Affiliation:
1. Halliburton Energy Services
2. Halliburton
Abstract
Abstract
The use of coiled tubing (CT) in wells containing hydrogen sulfide gas (H2S) has associated problems because of the potential for sulfide stress cracking (SSC) of the CT material. Carbon dioxide (CO2) can also contribute to general corrosion or intensify any H2S-related corrosion because of chemical reactions resulting in acid. However, with the right precautions, equipment, and procedures, this type of operation can be carried out safely and successfully.
The various problems associated with working with CT in H2S and CO2 wells are discussed and a general best practice taken from locations working regularly with H2S and CO2 is presented. This paper shows the equipment, chemical inhibitor, quantity and method of inhibitor application, and other precautions taken to carry out the work safely and successfully. An alternative approach is also highlighted for some situations whereby any H2S is bullheaded into the well before coiled-tubing intervention. This alternative approach avoids any contact of H2S with CT to prevent corrosion.
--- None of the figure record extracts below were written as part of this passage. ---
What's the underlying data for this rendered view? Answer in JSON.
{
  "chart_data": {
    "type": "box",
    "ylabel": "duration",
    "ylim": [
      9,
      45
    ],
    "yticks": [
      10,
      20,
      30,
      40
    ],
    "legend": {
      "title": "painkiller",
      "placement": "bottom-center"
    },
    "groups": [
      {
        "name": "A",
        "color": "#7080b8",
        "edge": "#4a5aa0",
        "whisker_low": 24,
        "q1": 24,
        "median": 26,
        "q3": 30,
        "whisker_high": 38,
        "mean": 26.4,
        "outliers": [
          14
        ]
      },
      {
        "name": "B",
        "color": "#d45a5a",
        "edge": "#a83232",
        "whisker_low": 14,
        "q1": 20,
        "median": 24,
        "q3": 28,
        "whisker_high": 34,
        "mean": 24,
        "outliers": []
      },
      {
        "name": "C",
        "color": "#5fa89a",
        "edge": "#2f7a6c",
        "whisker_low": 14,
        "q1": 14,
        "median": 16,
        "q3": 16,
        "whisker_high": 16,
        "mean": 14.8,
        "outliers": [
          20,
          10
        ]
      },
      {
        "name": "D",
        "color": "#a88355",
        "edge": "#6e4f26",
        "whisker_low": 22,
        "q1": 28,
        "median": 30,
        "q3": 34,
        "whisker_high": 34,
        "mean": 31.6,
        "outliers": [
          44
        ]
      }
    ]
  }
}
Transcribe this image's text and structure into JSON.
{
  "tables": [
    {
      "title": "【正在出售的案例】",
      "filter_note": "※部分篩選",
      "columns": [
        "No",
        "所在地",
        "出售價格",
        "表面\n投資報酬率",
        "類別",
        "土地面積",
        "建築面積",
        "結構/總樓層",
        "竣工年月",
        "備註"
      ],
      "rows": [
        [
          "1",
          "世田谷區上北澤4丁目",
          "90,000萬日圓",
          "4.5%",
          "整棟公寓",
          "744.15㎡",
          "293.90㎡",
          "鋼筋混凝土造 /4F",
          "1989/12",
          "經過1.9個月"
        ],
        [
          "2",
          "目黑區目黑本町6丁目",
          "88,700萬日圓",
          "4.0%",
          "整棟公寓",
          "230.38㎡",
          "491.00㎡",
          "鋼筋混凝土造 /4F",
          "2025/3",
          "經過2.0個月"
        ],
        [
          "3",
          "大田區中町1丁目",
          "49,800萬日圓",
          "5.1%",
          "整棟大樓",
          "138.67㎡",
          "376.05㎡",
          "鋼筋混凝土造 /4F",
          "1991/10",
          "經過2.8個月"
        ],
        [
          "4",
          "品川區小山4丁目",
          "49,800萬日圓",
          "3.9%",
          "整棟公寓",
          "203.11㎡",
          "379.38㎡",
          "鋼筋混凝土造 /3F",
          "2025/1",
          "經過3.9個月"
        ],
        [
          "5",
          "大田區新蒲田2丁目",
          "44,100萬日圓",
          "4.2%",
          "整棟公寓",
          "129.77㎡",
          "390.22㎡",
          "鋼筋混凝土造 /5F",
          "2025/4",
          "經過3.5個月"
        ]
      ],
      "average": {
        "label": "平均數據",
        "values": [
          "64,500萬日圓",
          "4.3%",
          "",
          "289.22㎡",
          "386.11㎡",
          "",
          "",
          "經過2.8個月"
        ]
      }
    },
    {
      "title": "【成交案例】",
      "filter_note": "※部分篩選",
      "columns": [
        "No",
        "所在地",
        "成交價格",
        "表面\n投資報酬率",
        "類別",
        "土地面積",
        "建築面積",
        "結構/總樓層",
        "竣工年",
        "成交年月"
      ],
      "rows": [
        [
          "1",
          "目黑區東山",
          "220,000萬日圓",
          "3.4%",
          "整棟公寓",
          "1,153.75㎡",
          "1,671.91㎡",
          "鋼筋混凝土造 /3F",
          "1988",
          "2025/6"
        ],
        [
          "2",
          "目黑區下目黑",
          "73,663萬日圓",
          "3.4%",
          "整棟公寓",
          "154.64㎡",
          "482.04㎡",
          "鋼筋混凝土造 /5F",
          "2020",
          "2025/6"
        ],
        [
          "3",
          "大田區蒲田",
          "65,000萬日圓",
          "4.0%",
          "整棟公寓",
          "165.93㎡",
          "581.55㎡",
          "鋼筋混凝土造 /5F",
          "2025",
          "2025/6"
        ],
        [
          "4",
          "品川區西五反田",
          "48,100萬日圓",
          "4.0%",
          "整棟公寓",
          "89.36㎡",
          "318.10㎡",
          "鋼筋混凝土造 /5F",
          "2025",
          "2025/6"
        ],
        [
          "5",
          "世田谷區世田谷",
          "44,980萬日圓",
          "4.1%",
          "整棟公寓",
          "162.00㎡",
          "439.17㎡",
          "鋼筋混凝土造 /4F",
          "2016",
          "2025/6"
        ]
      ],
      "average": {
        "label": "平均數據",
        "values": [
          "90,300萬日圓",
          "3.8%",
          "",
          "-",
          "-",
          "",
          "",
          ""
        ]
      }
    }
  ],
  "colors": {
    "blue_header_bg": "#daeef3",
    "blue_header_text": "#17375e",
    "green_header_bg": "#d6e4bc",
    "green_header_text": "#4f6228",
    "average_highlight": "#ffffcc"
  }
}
A number of case histories are shown for different H2S and/or CO2 locations around the world, which detail the type of operations, quantity of H2S and CO2, procedures used, frequency of operations, and the overall success of these methods in ongoing operations.
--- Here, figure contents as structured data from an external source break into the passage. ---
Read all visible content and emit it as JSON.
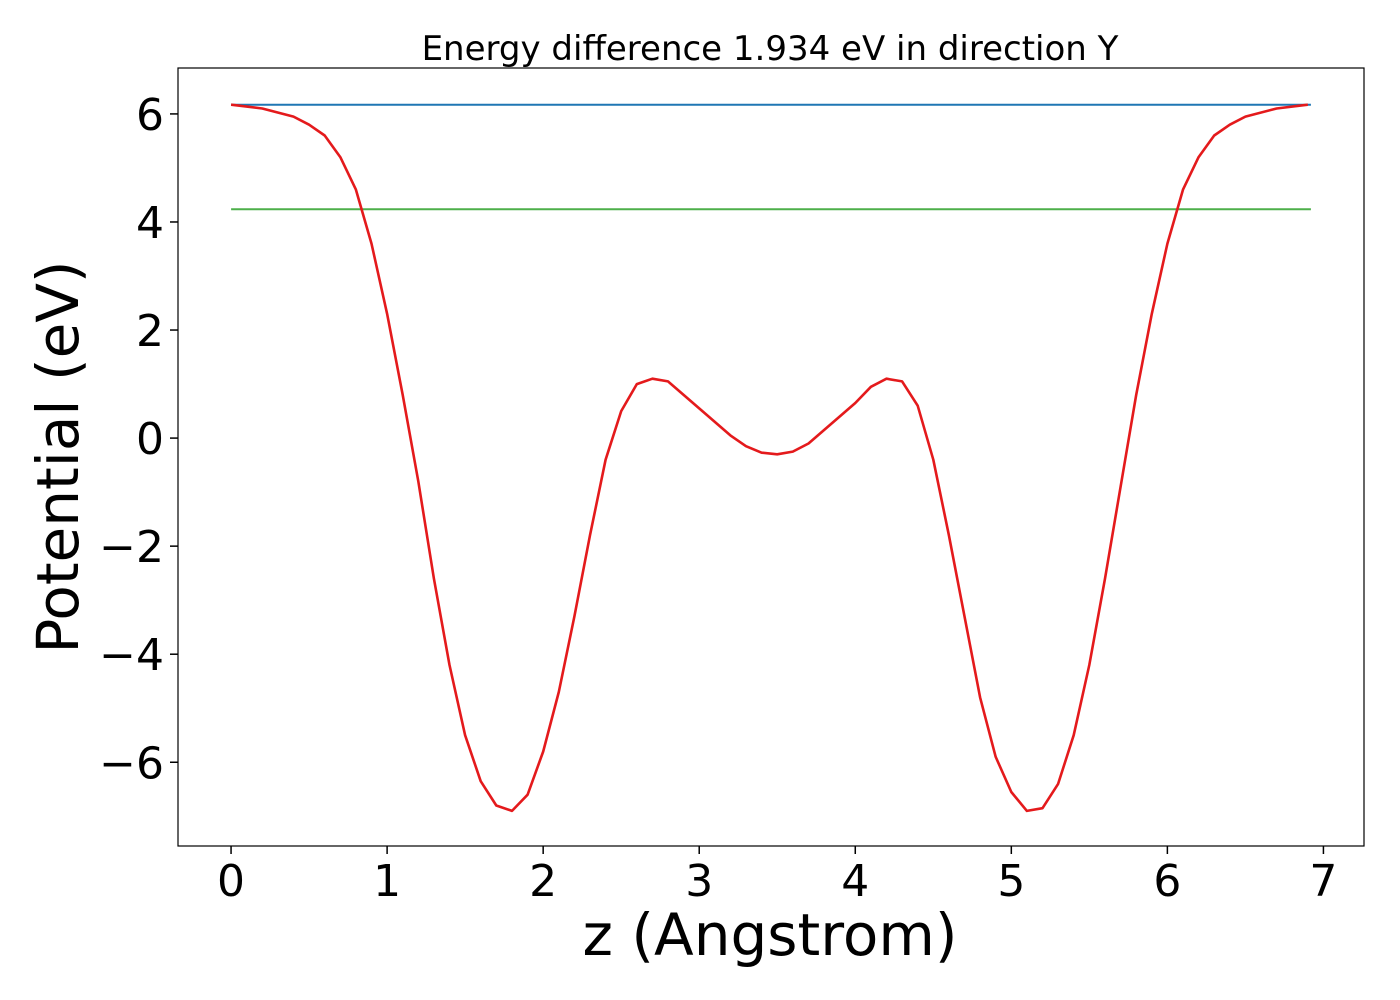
{
  "chart_data": {
    "type": "line",
    "title": "Energy difference 1.934 eV in direction Y",
    "xlabel": "z (Angstrom)",
    "ylabel": "Potential (eV)",
    "xlim": [
      -0.34,
      7.26
    ],
    "ylim": [
      -7.55,
      6.85
    ],
    "xticks": [
      0,
      1,
      2,
      3,
      4,
      5,
      6,
      7
    ],
    "xtick_labels": [
      "0",
      "1",
      "2",
      "3",
      "4",
      "5",
      "6",
      "7"
    ],
    "yticks": [
      6,
      4,
      2,
      0,
      -2,
      -4,
      -6
    ],
    "ytick_labels": [
      "6",
      "4",
      "2",
      "0",
      "−2",
      "−4",
      "−6"
    ],
    "grid": false,
    "legend": "none",
    "series": [
      {
        "color": "#e41a1c",
        "x": [
          0.0,
          0.2,
          0.4,
          0.5,
          0.6,
          0.7,
          0.8,
          0.9,
          1.0,
          1.1,
          1.2,
          1.3,
          1.4,
          1.5,
          1.6,
          1.7,
          1.8,
          1.9,
          2.0,
          2.1,
          2.2,
          2.3,
          2.4,
          2.5,
          2.6,
          2.7,
          2.8,
          2.9,
          3.0,
          3.1,
          3.2,
          3.3,
          3.4,
          3.5,
          3.6,
          3.7,
          3.8,
          3.9,
          4.0,
          4.1,
          4.2,
          4.3,
          4.4,
          4.5,
          4.6,
          4.7,
          4.8,
          4.9,
          5.0,
          5.1,
          5.2,
          5.3,
          5.4,
          5.5,
          5.6,
          5.7,
          5.8,
          5.9,
          6.0,
          6.1,
          6.2,
          6.3,
          6.4,
          6.5,
          6.7,
          6.9
        ],
        "y": [
          6.17,
          6.1,
          5.95,
          5.8,
          5.6,
          5.2,
          4.6,
          3.6,
          2.3,
          0.8,
          -0.8,
          -2.6,
          -4.2,
          -5.5,
          -6.35,
          -6.8,
          -6.9,
          -6.6,
          -5.8,
          -4.7,
          -3.3,
          -1.8,
          -0.4,
          0.5,
          1.0,
          1.1,
          1.05,
          0.8,
          0.55,
          0.3,
          0.05,
          -0.15,
          -0.27,
          -0.3,
          -0.25,
          -0.1,
          0.15,
          0.4,
          0.65,
          0.95,
          1.1,
          1.05,
          0.6,
          -0.4,
          -1.8,
          -3.3,
          -4.8,
          -5.9,
          -6.55,
          -6.9,
          -6.85,
          -6.4,
          -5.5,
          -4.2,
          -2.6,
          -0.9,
          0.8,
          2.3,
          3.6,
          4.6,
          5.2,
          5.6,
          5.8,
          5.95,
          6.1,
          6.17
        ]
      },
      {
        "color": "#1f77b4",
        "x": [
          0.0,
          6.92
        ],
        "y": [
          6.17,
          6.17
        ]
      },
      {
        "color": "#4daf4a",
        "x": [
          0.0,
          6.92
        ],
        "y": [
          4.236,
          4.236
        ]
      }
    ]
  }
}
This paper presents a review of methods and equipment currently being used around the world to work in potentially corrosive and dangerous H2S and/or CO2 wells.
Introduction
The prevention of CT failure is of utmost importance for both safety and economic reasons; CT failures in acid or sour environments can generally be avoided if certain precautions are used. Previous research done in SPE 93786 (McCoy 2005) and SPE 99557 (McCoy and Thomas 2006) has identified acceptable working ranges of pH and partial pressure of H2S gas (PH2S) with both 90 and 100 grades of CT.
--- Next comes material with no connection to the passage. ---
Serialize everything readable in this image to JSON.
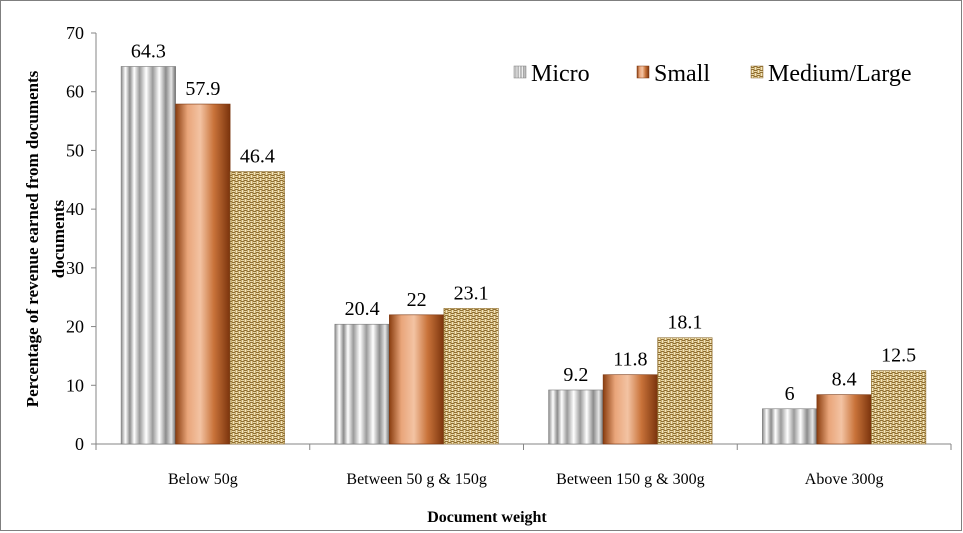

This paper will build on this previous research and highlight the correct procedures and equipment to use when working in H2S and CO2 environments. Case histories from the previous two years will also be presented and summarized to show the type and frequency of work that has been done in these conditions.
Several recent cases are also presented that highlight the need to follow these guidelines when working in sour wells.
Coiled Tubing Corrosion in Acid and Sour Environments
Oilfield production fluids containing the acid gases H2S and/or CO2 can be corrosive to CT because of the resultant lowering of the pH of the aqueous phase. Low-pH aqueous fluids accelerate corrosion by providing a plentiful supply of hydrogen ions. Any brines in the production fluid will also increase the overall corrosivity to the CT, as well as provide an aqueous medium for contamination. Thus, H2S and/or CO2 in brine is more corrosive than the same gasses present in oil. Alternatively, because an aqueous phase is necessary, the risk of corrosion or cracking in dry gas wells containing these gases is low.
Basically, H2S mixed with water will produce sulphuric acid when oxidized or a weaker acid when no oxidizer is present. CO2 produces Carbonic acid when mixed with water. H2S is noncorrosive in the absence of moisture.
Other than wall thinning from general corrosion, there are several failure modes that can occur when CT is exposed to H2S-containing fluids. These are detailed in Appendix A and can all be directly related to hydrogen entry into the tubing metal structure. Unless otherwise stated, this paper will concentrate on the issues associated with SSC-type failures.
Suitable Coiled Tubing Selection
Grade 80 CT will tend to show less susceptibility to SSC as compared to higher-strength grades but is not immune to problems in H2S-containing environments.